“They have arranged to ship Mr. Ely’s body back to Connecticut where he lived,” he said. “The fishermen are in a state of almost superstitious terror.”
“Anything new?”
“Yes and no. It’s too indefinite to talk about. What little there is only tends to make the whole question more fantastic and less possible.”
Colton looked at him. “You need sleep, and you need it badly,” he said. “Any pain?”
“Oh, the usual. A little more, perhaps.”
“Take this,” said the other, giving him a powder. “That’ll fix you. I wish it would me; I feel tonight as if sleep had become a lost art.”
Nodding his thanks, the reporter left. Dick threw himself on his bed; but the strange events of the few days at Montauk crowded his brain and fevered it with empty conjectures. When finally he closed his eyes there returned upon him the nauseating procession of medicine bottles. Then came a bloody sheep, which fled screaming from some impending horror. The sheep became a man frantically struggling in an oak patch, and the man became Dick himself. Almost he could discern the horror; almost the secret was solved. Blackness descended upon him. He threw himself upward with a shriek—and was awake again. When at length he lay back, the visions were gone; a soft drowsiness overcame him, and at the end the deep eyes of Dorothy Ravenden blessed him with peace.
CHAPTER ELEVEN
THE BODY ON THE SAND
FOUR days had passed since the schooner came ashore on Graveyard Point. It now was the twentieth of September. The little community in Third House, which had bade fair to be such a happy family, was in rather a split-up state. After their tilt of the day before, Dolly Ravenden and Dick Colton were in a condition of armed neutrality. Dolly was ashamed that her guardian imp had led her to so misrepresent herself to Dick, ashamed too of the warm glow at her heart because he cared so deeply. Thus a double manifestation of her woman’s pride kept her from making amends.

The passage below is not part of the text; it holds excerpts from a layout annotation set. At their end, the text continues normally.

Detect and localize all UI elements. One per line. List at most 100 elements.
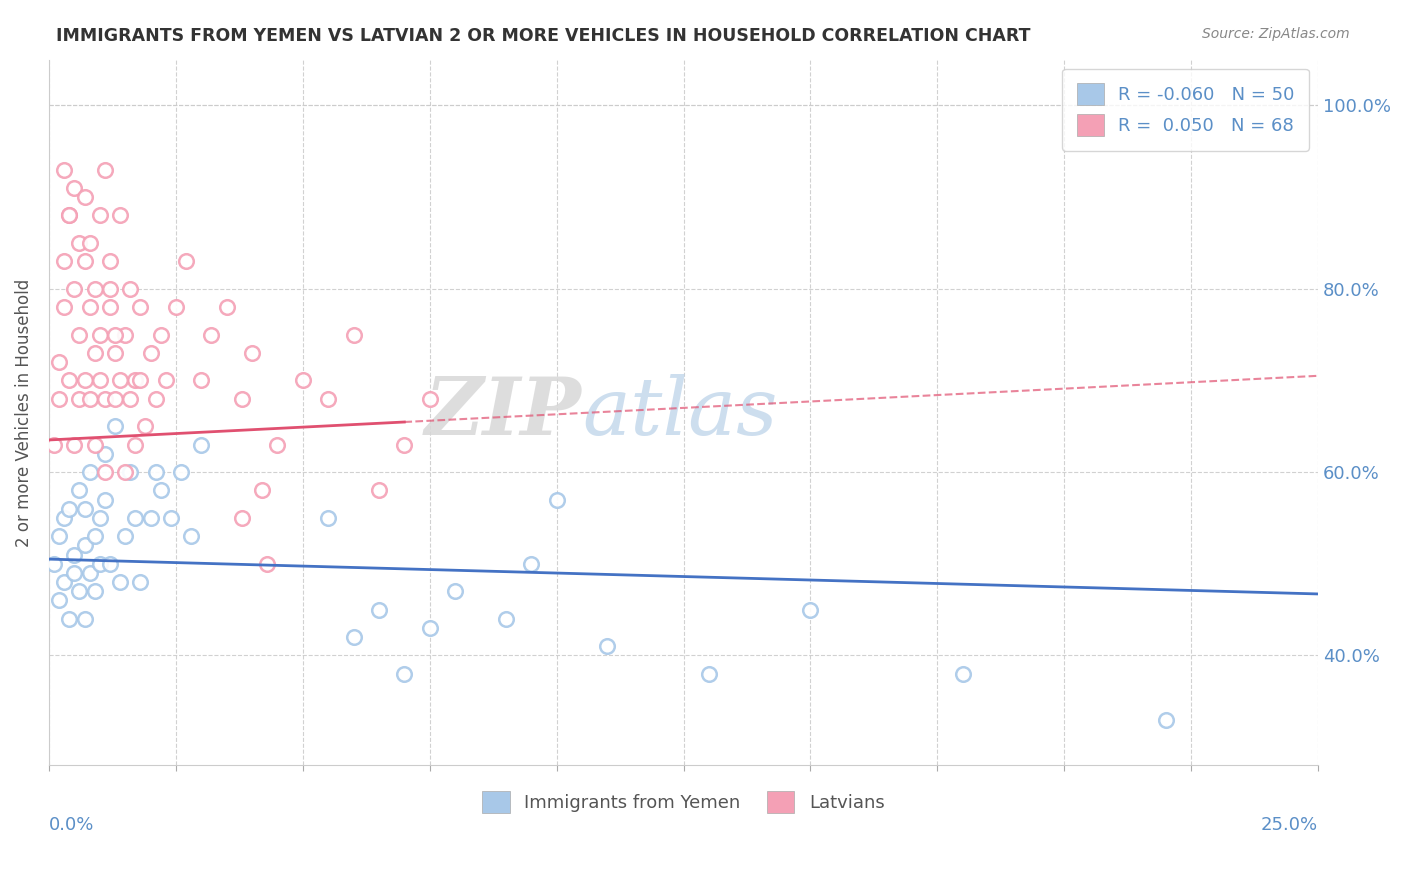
Point: [89, 557, 111, 571]
Point: [120, 282, 142, 296]
Point: [250, 483, 273, 498]
Point: [48, 529, 70, 543]
Point: [53, 575, 76, 590]
Point: [79, 300, 101, 314]
Point: [159, 511, 181, 525]
Point: [53, 300, 76, 314]
Point: [94, 492, 117, 507]
Point: [120, 392, 142, 406]
Point: [58, 612, 80, 626]
Point: [316, 392, 339, 406]
Point: [104, 392, 127, 406]
Point: [98, 557, 121, 571]
Point: [124, 511, 146, 525]
Point: [799, 602, 821, 616]
Point: [94, 392, 117, 406]
Point: [73, 254, 96, 268]
Point: [697, 666, 720, 681]
Point: [63, 181, 86, 195]
Point: [231, 511, 253, 525]
Point: [129, 373, 152, 387]
Point: [114, 465, 136, 479]
Point: [63, 282, 86, 296]
Point: [98, 300, 121, 314]
Point: [83, 584, 105, 599]
Point: [108, 373, 131, 387]
Legend: Immigrants from Yemen, Latvians: Immigrants from Yemen, Latvians: [475, 783, 891, 820]
Point: [165, 300, 187, 314]
Point: [42, 557, 65, 571]
Point: [58, 208, 80, 222]
Point: [42, 437, 65, 451]
Point: [266, 437, 288, 451]
Point: [316, 511, 339, 525]
Point: [520, 557, 543, 571]
Point: [67, 483, 90, 498]
Point: [79, 465, 101, 479]
Point: [83, 437, 105, 451]
Point: [48, 392, 70, 406]
Point: [104, 346, 127, 360]
Text: ZIP: ZIP: [425, 374, 582, 451]
Point: [546, 492, 568, 507]
Point: [48, 593, 70, 607]
Point: [190, 373, 212, 387]
Point: [67, 327, 90, 342]
Text: 25.0%: 25.0%: [1261, 816, 1319, 834]
Point: [79, 392, 101, 406]
Point: [155, 373, 177, 387]
Text: IMMIGRANTS FROM YEMEN VS LATVIAN 2 OR MORE VEHICLES IN HOUSEHOLD CORRELATION CHA: IMMIGRANTS FROM YEMEN VS LATVIAN 2 OR MO…: [56, 27, 1031, 45]
Point: [79, 235, 101, 250]
Point: [291, 373, 314, 387]
Point: [104, 419, 127, 434]
Point: [63, 437, 86, 451]
Point: [419, 392, 441, 406]
Point: [98, 254, 121, 268]
Point: [94, 465, 117, 479]
Point: [63, 548, 86, 562]
Point: [170, 465, 193, 479]
Point: [48, 355, 70, 369]
Point: [1154, 713, 1177, 727]
Text: 0.0%: 0.0%: [49, 816, 94, 834]
Point: [134, 419, 156, 434]
Point: [149, 483, 172, 498]
Point: [89, 327, 111, 342]
Point: [129, 300, 152, 314]
Point: [89, 208, 111, 222]
Point: [104, 327, 127, 342]
Point: [180, 529, 202, 543]
Point: [53, 511, 76, 525]
Point: [114, 529, 136, 543]
Point: [342, 630, 364, 644]
Point: [419, 621, 441, 635]
Point: [139, 346, 162, 360]
Point: [108, 208, 131, 222]
Point: [94, 447, 117, 461]
Point: [67, 235, 90, 250]
Point: [174, 254, 197, 268]
Point: [495, 612, 517, 626]
Point: [114, 327, 136, 342]
Point: [83, 282, 105, 296]
Point: [256, 557, 278, 571]
Point: [124, 437, 146, 451]
Point: [444, 584, 467, 599]
Point: [94, 162, 117, 177]
Y-axis label: 2 or more Vehicles in Household: 2 or more Vehicles in Household: [15, 278, 32, 547]
Point: [215, 300, 238, 314]
Point: [63, 566, 86, 580]
Point: [596, 639, 619, 653]
Point: [342, 327, 364, 342]
Point: [73, 373, 96, 387]
Point: [58, 208, 80, 222]
Point: [53, 162, 76, 177]
Point: [58, 373, 80, 387]
Point: [89, 373, 111, 387]
Point: [67, 584, 90, 599]
Point: [200, 327, 222, 342]
Point: [120, 465, 142, 479]
Text: atlas: atlas: [582, 374, 778, 451]
Point: [394, 437, 416, 451]
Point: [73, 612, 96, 626]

Dick was longing to abase himself, but wisely took Helga’s advice, which he wholly failed to understand. Helga’s beautiful voice rang like an invocation to happiness through the house, but Everard Colton sat in gloom and reviled himself because he had promised Dick to stay several days longer. Haynes was irritable because the puzzle was getting on his nerves. Professor Ravenden brooded over the loss of a fine specimen of Lycona which had proved too agile for him, after a stern chase which developed into a long chase early that morning. Breakfast was not a lively meal.